The longer data frame is more difficult for us to extract meaning from than the original wide data frame. However, this wide-format data frame is much better suited for analysis.

The pivot_wider() function can be though of as the inverse of the pivot_longer() function. We can use it to convert our long_fertilizer_data back into wide format. I’ve found pivot_wider() to be really useful when I want to display tables in my notebooks.
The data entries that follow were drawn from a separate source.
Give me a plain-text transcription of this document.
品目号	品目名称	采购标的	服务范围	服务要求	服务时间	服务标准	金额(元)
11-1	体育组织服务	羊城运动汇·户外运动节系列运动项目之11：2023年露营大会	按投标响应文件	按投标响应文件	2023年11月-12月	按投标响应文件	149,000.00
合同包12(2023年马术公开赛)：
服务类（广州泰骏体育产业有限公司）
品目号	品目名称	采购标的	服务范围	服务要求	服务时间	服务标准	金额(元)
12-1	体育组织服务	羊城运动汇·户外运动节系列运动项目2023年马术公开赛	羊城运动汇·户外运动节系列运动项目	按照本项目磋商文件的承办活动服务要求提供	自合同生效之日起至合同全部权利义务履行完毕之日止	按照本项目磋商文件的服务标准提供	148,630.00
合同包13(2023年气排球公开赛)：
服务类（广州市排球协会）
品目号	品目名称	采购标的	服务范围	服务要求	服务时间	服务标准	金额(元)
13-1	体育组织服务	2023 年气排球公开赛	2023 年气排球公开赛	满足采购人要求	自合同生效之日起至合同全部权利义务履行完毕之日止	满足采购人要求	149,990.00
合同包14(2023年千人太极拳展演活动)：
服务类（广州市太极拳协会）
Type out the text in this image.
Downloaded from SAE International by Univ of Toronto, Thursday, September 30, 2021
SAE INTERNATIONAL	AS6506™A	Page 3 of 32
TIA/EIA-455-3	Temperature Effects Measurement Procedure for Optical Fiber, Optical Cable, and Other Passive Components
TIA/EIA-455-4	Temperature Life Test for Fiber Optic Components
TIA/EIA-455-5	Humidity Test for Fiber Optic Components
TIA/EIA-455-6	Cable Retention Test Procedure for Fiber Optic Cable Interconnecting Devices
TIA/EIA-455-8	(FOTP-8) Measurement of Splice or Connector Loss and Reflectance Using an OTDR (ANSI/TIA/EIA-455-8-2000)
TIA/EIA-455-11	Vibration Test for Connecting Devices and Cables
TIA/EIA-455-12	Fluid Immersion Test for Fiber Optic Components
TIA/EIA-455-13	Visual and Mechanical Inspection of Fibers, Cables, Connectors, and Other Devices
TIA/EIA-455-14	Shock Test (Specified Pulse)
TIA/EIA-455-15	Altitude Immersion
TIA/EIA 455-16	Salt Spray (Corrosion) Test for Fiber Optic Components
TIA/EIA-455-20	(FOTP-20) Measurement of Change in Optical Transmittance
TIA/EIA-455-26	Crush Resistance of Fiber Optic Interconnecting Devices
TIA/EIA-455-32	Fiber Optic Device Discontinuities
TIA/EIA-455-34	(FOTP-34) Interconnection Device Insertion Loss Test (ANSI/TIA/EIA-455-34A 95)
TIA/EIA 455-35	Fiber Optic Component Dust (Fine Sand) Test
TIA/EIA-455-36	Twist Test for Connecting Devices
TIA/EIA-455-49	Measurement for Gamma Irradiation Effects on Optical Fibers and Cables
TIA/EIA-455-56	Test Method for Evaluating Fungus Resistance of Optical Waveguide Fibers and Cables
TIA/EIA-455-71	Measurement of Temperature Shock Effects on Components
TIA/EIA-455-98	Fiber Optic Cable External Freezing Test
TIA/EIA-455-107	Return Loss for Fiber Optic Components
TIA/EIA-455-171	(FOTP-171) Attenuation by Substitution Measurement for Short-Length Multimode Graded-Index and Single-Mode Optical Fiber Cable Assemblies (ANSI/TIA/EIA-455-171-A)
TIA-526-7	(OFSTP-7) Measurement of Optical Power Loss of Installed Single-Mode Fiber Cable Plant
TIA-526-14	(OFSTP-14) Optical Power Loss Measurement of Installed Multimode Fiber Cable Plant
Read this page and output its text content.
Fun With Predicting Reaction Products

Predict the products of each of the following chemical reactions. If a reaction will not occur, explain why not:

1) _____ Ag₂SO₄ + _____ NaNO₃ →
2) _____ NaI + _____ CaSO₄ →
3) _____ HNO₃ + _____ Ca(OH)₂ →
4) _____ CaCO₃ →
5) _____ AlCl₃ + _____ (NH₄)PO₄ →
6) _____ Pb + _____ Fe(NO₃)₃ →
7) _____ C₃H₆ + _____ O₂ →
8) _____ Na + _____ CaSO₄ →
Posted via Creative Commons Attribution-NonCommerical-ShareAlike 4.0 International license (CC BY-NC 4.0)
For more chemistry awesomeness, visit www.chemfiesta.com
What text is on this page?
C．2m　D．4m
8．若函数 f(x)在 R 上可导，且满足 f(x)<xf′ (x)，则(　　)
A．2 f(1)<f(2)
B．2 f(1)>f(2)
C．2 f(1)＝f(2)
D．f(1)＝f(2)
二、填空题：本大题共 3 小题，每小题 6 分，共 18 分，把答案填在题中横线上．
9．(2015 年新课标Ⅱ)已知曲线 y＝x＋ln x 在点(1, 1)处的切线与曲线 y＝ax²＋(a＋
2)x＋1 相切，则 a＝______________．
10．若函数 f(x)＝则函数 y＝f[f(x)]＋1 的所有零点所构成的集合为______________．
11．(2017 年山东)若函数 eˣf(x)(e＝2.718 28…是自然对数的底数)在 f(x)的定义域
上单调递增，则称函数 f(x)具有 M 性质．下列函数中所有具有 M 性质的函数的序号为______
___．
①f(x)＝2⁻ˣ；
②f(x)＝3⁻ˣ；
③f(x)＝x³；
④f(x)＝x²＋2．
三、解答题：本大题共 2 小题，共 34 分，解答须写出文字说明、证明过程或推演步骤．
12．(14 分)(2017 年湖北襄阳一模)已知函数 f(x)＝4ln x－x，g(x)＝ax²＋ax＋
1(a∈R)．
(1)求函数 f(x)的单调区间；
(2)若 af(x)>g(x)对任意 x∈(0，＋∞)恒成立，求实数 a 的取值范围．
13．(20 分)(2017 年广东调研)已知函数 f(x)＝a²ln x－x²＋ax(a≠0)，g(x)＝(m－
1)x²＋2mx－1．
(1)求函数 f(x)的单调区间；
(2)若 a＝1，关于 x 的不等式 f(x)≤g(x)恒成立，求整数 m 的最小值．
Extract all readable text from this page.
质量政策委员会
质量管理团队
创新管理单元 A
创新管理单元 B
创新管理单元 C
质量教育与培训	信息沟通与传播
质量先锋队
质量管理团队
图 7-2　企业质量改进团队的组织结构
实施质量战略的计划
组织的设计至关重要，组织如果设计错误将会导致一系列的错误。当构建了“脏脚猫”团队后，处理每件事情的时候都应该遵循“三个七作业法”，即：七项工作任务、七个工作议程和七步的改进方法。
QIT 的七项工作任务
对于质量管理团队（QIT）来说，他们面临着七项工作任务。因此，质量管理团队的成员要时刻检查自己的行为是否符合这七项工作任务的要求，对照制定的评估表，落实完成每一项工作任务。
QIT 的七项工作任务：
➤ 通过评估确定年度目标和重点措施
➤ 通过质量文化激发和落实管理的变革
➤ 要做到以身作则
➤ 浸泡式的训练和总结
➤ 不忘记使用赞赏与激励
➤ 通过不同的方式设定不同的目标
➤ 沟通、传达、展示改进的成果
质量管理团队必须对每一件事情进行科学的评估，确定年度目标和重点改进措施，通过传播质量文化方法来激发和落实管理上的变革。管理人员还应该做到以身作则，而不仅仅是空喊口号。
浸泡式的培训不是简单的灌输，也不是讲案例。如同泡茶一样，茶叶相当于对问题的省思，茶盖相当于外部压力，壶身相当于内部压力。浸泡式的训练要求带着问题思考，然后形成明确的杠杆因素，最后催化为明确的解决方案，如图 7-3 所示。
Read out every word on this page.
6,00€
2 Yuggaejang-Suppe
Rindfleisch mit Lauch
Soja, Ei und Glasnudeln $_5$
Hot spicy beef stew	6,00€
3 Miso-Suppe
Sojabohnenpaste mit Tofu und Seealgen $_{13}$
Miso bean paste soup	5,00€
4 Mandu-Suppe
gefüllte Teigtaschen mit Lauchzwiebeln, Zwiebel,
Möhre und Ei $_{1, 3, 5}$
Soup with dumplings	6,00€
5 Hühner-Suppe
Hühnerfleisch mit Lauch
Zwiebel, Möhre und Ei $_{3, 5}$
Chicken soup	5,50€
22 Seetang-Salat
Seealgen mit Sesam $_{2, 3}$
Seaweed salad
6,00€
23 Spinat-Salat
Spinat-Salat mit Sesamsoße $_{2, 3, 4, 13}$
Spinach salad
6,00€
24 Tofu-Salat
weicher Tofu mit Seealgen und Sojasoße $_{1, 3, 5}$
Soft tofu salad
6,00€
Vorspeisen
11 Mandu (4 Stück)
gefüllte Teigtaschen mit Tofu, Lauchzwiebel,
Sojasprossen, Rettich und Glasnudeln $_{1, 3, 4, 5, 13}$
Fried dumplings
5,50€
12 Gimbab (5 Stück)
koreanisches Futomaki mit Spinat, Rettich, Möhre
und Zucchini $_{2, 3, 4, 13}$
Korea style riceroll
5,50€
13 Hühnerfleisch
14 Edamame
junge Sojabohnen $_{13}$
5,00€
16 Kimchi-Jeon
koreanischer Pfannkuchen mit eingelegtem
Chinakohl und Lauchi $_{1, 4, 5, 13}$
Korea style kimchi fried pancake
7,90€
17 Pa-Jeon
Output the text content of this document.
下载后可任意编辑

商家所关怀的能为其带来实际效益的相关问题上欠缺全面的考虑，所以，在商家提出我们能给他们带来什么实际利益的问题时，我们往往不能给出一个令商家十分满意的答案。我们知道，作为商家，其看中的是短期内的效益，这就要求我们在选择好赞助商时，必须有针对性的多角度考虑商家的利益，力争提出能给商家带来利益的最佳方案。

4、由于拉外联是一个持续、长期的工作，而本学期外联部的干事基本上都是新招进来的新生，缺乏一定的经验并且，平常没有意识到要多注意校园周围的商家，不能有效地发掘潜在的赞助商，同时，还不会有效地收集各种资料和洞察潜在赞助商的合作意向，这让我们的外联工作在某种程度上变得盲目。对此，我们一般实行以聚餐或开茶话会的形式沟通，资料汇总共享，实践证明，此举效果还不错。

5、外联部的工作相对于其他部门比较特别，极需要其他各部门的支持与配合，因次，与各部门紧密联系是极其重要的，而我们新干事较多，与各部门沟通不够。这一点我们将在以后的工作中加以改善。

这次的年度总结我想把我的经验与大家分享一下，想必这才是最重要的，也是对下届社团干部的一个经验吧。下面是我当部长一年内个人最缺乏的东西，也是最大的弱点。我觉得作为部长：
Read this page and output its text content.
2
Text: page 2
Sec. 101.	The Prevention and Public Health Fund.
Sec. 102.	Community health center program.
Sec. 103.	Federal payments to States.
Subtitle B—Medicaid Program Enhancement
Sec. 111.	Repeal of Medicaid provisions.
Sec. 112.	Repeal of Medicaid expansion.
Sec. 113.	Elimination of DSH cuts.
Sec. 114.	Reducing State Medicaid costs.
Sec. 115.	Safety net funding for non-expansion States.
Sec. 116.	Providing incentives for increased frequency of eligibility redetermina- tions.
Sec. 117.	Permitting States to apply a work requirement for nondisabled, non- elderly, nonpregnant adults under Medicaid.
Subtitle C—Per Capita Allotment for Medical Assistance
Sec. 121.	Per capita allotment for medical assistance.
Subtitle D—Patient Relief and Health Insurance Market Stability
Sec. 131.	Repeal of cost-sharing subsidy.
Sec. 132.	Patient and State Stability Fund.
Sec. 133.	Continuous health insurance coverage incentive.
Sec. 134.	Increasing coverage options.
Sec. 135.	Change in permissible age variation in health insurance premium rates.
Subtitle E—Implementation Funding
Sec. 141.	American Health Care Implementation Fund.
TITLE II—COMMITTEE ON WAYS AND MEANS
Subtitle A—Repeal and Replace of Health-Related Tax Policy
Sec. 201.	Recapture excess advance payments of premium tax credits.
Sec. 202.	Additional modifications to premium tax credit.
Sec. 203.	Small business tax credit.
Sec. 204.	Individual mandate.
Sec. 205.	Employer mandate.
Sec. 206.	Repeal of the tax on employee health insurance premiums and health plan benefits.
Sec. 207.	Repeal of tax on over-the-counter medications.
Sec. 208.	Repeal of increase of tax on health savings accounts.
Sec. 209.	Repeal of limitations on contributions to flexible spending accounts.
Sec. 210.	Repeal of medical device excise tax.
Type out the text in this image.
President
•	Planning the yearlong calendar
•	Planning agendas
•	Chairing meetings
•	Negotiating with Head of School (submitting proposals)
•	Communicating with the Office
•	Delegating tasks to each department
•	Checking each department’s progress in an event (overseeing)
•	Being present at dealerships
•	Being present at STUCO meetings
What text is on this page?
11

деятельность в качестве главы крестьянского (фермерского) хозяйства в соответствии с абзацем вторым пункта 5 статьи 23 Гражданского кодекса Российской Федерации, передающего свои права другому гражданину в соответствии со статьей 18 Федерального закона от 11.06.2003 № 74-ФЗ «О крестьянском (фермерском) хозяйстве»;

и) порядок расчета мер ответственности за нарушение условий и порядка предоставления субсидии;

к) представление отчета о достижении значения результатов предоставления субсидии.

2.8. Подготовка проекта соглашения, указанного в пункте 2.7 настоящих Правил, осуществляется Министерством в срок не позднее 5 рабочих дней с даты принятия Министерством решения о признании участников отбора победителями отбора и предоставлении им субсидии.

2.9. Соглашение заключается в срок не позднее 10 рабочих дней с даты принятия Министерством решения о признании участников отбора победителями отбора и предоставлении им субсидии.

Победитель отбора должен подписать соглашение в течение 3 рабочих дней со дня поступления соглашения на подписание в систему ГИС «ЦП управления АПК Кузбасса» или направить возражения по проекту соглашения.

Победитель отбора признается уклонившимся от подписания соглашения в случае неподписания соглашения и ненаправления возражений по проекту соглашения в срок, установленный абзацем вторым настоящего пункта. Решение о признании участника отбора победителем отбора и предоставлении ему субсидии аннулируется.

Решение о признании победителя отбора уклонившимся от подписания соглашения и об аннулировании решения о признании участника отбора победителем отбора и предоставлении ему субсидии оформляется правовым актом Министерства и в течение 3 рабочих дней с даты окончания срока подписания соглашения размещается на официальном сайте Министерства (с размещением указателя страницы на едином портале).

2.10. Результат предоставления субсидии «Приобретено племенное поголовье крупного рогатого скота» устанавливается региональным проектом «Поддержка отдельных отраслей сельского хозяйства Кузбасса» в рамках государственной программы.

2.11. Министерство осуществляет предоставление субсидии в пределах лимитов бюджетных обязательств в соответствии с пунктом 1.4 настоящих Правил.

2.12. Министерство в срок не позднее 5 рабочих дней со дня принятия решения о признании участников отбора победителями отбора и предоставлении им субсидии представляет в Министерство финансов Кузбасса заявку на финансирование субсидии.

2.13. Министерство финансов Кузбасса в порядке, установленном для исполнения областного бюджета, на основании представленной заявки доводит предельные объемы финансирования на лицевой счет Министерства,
wide_again = long_fertilizer_data.pivot(index = ["day"], columns = ["fertilizer_type"], values = ["growth"])

py$wide_again %>%
  kable() %>%
  kable_styling(bootstrap_options = c("hover", "striped"))

	growth A	B	C	D
0	1.8264057	1.317352	1.824590	0.4845877
1	3.6573500	1.724042	1.121196	3.0031416
2	0.0778902	3.660756	3.080697	0.1803989
3	0.8182959	3.341337	1.521192	2.8867121
4	1.6094134	3.816755	3.478010	2.7209922

Being able to quickly reshape data using pivot_longer() and pivot_wider() is a skill that will serve you quite well if you find yourself doing analysis and reporting.

Misc Additional Items

There is much that we haven’t covered, but a few things definitely worth a quick mention are:

Many of the changes we’ve made to the batted_balls data frame here are temporary. If we want to make any permanent changes, we’ll need to make explicit use of the equals (=) operator. Some functions have an additional inplace argument which can be set to True to make permanent changes, but not every function has this. We overwrite the original object if we use the same name (or if we use inplace = True), but can use a different name and keep the original object available in our Global Environment. For example,
```
bb_with_park_dims = batted_balls.merge(parks, how = "left", left_on = "park", right_on = "park")
```
The table outputs we’ve obtained while running our code don’t look excellent. There is an R package called {kableExtra} which provides functionality to convert our tables into visually pleasing components of our HTML document. Since this is an R package, you would need {reticulate} within an R code chunk to use it. For example,
```
library(kableExtra)
py$bb_with_park_dims %>%
  head() %>%
  kable() %>%
  kable_styling(bootstrap_options = c("hover", "striped"))
```

The code in the block above will produce a nicely formatted table in which the rows are striped and if we hover over a row of our table then it will be highlighted in the HTML document. Try adding a code cell as above and then re-knitting your document. See how nice this table looks? You might copy and paste these lines to the end of each of our code cells in this notebook that output tables. The document resulting from your knitting will be much more visually pleasing.

Final Thoughts

There is a lot more to learn about data manipulation and Python in general. I like R much better for data wrangling than Python because of the {tidyverse} and the other package groups within the tidy-ecosystem (ie. {tidytext}, {tidymodels}, etc.). All of these packages are all built on common syntax and programmatic principles, always working with data frames. You can read more about this in the TidyTools Manifesto. That being said, you can certainly complete all of your data wrangling tasks in Python if you like.

You won’t be an expert after working through this document, but it should provide you with a solid start. Please feel free to continue adding notes to your markdown file as we encounter more advanced functionality.